Beruntung saat itu jalan sedang macet, sehingga langkah kaki saya mampu mendahului badan bus. Saya berhasil naik bus ini dari halte di Jalan Penang, depan pasar Chowrasta.
Menaiki bus Rapid Penang ternyata ada tekniknya. Memang sebaiknya menyiapkan uang pas karena masuk bus harus melalui pintu depan. Satu-satunya petugas hanya pengemudi itu. Setelah menanyakan berapa harga menuju tujuan akhir, kita akan diminta untuk memasukkan uang ke dalam kotak yang ada disamping pengemudi. Setelah memasukkan uang, kita diberikan selembar tiket sebagai tanda terima sesuai dengan nominal ringgit yang kita masukkan. Saya banyak membaca di beberapa blog yang mengatakan bahwa jika uang yang diberikan besar, maka tidak ada kembaliannya karena kotaknya terkunci. Tapi itu tidak terbukti koq, karena bayar dengan pecahan besar pun akan ada kembaliannya selama kita minta. Supirnya pun ramah-ramah, selama saya menaiki bus Rapid Penang jika saya salah jurusan atau salah naik bis, supirnya akan bilang dan menunjukkan nomor bis yang seharusnya. Oh iya, selain bus nomor 401, ada juga bus 402 yang juga melewati Batu Ferringhi.

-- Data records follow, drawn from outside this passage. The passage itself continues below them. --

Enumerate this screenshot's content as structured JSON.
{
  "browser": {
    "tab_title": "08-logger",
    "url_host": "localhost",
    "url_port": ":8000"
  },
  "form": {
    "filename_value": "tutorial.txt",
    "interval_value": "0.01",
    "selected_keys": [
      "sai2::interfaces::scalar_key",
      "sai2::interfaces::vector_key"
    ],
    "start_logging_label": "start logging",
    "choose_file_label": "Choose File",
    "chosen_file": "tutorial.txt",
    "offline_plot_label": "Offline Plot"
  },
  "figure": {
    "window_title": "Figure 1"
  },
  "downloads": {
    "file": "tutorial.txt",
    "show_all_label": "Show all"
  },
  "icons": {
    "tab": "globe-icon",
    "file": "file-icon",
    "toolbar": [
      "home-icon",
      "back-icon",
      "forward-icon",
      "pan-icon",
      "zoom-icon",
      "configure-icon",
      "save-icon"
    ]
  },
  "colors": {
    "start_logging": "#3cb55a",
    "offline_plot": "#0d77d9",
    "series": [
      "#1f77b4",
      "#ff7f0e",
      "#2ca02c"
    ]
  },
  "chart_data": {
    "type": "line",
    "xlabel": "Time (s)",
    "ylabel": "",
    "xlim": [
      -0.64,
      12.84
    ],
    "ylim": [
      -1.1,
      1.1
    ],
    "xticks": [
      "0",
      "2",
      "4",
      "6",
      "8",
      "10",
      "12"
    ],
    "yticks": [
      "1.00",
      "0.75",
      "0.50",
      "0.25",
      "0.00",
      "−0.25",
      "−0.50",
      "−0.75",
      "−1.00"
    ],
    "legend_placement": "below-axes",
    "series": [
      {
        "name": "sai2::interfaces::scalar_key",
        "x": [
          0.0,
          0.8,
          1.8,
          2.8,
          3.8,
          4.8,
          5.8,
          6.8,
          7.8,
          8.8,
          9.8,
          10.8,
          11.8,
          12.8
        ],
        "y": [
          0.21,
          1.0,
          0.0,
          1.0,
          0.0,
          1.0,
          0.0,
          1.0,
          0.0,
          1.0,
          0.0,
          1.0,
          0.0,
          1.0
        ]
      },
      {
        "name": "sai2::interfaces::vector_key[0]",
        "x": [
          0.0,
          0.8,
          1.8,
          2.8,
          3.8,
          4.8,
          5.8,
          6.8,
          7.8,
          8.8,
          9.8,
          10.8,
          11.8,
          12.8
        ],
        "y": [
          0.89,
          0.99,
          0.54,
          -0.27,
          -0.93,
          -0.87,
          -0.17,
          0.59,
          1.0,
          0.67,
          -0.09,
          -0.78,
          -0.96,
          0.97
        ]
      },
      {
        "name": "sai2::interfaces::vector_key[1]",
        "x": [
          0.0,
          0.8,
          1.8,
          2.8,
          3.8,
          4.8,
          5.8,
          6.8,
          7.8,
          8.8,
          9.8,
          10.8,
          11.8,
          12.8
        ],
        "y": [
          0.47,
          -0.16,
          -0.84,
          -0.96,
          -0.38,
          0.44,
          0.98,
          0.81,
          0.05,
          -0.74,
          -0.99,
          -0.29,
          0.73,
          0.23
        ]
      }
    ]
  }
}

Selama satu jam berikutnya, setelah melewati Toy Museum, Floating Mosque atau mesjid terapung, di kawasan Tanjung Bunga melewati jalan menanjak dengan rimbunan pepohonan di samping kiri, akhirnya sampai juga di kawasan yang penuh dengan hotel mewah di kiri dan kanan. Mulai dari Holiday Inn, Hardrock Penang, Park Royal, tetapi saya turun persis di dekat Shangri-La Hotel di Jalan Batu Ferringhi. Dari situ, saya tinggal jalan sebentar menuju ke pantai.
Ngomong-ngomong soal kawasan Tanjung Bunga dan Mesjid Terapung yang saya lewati di Penang, saya jadi teringat kawasan ini sama persis dengan yang ada di Makassar. Di Makassar, ada juga kawasan yang bernama Tanjung Bunga. Itu tempatnya Trans Studio Theme Park. Dan, ngomong soal Mesjid Terapung, di sisi sebelah selatan anjungan Pantai Losari sekarang sedang dibangun mesjid Al-Makazzari yang konsepnya menjorok ke lautan sehingga jika air pasang terlihat seperti mengapung. Entah ini Penang duluan yang punya ide lalu dicontoh oleh Makassar sehingga punya nama kawasan dan objek yang sama, ataukah Makassar dulu yang punya ide tetapi kalah realisasinya dibanding Penang?. Saya kurang tahu. Tetapi sepertinya yang pertama lebih masuk akal deh.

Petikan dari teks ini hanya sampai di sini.